The catalytic jeans exhibited below show the findings of Tony Ryan and Helen Storey, who discovered that when denim is covered with tiny nano-particles of titanium dioxide, it reacts with air and light to break down harmful emissions in the air; working in the same way as catalytic converters in cars.   Pollutants most often produced by traffic and factories, such as Nitrogen Oxide are then neutralised and simply washed away when the garment is laundered. In 2004, Professor Storey “re-discovered science” and had a meeting of minds with Professor Ryan, from Sheffield University. The pair started working on a green science and fashion collaboration called Wonderland, which later developed into Catalytic Clothing. Studies proved that microscopic particles of titanium oxide, which is contained in glass, paving stones and sun cream, worked as a pollution-buster when sprayed on clothes.  They discovered that the said particles gripped onto fibres in the material with even greater effect when the fabric moved whilst being worn.   This is because titanium oxide needs light and airflow to catalyse and turn noxious gases into harmless, water-soluble nitrates. Professor Storey said: “It seemed to be particularly effective on denim jeans and then we realised there were more denim jeans on the planet than people.  So even if we could buy generic ambien only get it to work on denim we could achieve quite a lot in terms of what the technology could do for the world.” Tony and I walk around in our air-purifying jeans – not purifying very much based on its need to be at scale – but I wear mine in the hope that I can infinitesimally improve our air quality. Tony says he wears his so that he can fart all day and no one will know!” , laughs Storey. Catalytic Clothing has now partnered with Ecover,  since studies show that the Nano-titania materials in self cleaning windows, along with oxygen, react with dirt to create a soap-like product. “Oxidized dirt is soap, and when it reacts, the windows wash themselves,”  Professor Ryan said. The technology has also been widely used in architecture. There is a church in Rome, and another in Madrid, that are self-cleaning churches.  “They stay very very white because of the action of the photocatalyst, which effectively re-bleaches the surface of the church over and over.”
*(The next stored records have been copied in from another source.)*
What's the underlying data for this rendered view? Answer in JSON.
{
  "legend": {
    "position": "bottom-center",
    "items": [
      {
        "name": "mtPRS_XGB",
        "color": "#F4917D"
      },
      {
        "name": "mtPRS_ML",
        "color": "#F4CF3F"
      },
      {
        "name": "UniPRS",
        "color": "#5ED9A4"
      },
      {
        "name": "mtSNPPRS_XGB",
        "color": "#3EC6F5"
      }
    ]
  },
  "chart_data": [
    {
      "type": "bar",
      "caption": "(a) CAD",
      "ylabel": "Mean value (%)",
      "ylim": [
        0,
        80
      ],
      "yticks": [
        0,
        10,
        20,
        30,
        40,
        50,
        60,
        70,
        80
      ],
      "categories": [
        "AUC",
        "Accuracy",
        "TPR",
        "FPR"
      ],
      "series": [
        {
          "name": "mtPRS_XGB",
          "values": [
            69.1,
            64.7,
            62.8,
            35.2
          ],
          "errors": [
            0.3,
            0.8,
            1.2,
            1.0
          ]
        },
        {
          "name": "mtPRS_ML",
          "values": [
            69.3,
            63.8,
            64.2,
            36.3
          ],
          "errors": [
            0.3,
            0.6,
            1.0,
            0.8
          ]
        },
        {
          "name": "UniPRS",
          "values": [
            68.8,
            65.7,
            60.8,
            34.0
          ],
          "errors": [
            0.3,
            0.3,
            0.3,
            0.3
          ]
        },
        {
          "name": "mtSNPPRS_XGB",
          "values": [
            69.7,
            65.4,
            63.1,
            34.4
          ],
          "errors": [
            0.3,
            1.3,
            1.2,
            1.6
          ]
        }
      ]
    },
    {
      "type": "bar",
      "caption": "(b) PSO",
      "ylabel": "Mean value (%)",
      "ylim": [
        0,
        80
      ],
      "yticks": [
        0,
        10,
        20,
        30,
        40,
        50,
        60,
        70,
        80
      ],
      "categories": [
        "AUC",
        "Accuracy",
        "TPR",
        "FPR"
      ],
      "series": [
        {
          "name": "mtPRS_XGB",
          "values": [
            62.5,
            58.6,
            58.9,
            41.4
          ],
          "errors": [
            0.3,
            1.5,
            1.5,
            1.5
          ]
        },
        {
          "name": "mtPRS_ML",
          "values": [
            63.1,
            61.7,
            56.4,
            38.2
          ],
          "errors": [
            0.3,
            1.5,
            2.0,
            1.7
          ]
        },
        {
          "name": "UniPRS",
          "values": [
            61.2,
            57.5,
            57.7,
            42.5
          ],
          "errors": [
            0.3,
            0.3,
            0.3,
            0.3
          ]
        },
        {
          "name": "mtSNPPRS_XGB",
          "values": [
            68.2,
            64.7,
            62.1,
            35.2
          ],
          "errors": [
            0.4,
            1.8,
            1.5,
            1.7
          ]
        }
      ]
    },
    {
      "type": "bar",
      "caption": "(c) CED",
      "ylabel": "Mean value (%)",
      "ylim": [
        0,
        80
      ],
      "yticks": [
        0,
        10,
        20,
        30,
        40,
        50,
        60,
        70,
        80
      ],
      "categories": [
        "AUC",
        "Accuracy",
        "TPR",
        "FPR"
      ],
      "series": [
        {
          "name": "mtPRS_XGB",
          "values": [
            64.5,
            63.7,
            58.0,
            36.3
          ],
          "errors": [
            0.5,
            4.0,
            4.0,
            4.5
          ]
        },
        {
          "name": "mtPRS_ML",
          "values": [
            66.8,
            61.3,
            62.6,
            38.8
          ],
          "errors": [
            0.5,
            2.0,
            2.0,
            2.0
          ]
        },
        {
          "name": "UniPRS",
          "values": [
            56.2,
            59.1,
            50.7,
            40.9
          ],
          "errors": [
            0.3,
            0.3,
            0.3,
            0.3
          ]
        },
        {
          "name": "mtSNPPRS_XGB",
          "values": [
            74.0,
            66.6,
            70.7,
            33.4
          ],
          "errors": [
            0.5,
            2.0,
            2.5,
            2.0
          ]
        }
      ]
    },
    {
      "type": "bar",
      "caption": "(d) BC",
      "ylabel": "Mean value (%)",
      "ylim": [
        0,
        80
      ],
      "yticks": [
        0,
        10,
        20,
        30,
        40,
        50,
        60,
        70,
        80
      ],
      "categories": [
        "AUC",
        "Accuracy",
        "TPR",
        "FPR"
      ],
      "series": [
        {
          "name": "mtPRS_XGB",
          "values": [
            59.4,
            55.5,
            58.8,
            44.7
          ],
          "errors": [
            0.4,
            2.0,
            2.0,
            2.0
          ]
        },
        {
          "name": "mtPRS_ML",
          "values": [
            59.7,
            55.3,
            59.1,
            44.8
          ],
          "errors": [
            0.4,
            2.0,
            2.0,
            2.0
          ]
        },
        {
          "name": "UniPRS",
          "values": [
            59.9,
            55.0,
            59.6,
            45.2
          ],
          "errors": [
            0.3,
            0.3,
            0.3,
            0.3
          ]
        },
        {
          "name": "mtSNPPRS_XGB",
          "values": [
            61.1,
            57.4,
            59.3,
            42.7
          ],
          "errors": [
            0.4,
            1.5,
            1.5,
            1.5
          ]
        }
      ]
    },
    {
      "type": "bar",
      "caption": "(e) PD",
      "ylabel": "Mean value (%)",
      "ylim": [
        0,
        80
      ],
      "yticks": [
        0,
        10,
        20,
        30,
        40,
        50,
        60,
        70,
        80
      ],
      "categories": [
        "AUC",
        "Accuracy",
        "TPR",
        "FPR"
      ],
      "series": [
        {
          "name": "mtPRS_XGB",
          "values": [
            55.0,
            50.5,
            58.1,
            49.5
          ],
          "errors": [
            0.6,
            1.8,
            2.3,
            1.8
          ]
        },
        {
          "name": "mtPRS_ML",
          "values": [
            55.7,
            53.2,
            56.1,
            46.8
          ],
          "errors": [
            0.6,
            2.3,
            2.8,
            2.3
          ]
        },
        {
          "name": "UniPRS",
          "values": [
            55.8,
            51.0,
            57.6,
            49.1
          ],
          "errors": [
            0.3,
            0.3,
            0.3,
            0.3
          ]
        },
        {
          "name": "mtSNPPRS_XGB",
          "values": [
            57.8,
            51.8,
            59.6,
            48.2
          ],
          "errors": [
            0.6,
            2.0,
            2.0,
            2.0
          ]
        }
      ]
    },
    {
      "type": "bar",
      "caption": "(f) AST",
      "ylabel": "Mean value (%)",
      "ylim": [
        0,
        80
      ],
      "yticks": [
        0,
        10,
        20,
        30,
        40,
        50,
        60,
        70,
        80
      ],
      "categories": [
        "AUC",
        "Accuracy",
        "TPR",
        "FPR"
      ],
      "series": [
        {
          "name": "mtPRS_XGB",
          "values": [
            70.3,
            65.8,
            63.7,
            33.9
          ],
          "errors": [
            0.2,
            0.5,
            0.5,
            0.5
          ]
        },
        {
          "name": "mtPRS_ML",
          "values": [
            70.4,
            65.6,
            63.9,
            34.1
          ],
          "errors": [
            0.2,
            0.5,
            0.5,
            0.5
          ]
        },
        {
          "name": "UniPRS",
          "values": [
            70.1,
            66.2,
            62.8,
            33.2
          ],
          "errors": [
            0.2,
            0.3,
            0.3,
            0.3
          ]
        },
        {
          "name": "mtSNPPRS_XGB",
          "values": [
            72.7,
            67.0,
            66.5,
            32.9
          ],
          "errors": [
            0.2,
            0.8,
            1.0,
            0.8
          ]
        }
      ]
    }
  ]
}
Could this mean that by wearing one of our favourite daily wardrobe staples, jeans of the future could help to clean the dirty air around us, just by walking around? In theory, it does indeed  – so not only can we don our favourite pair of curve huggers, but with toxic emissions killing an estimated 1.3 million people a year worldwide, the resulting improvement in air quality could significantly reduce deaths and respiratory illnesses such as asthma?  It could also mean every time we wash our jeans, we’re helping to purify the air.  Genius.  I love it when fashion shows its just as smart as it is sexy. Catalytic Clothing’s Field of Jeans will be exhibited at the Manchester Science Festival, 27 Oct to 4 Nov, manchestersciencefestival.com

Images from The Helen Storey Foundation on Flickr which you can view here.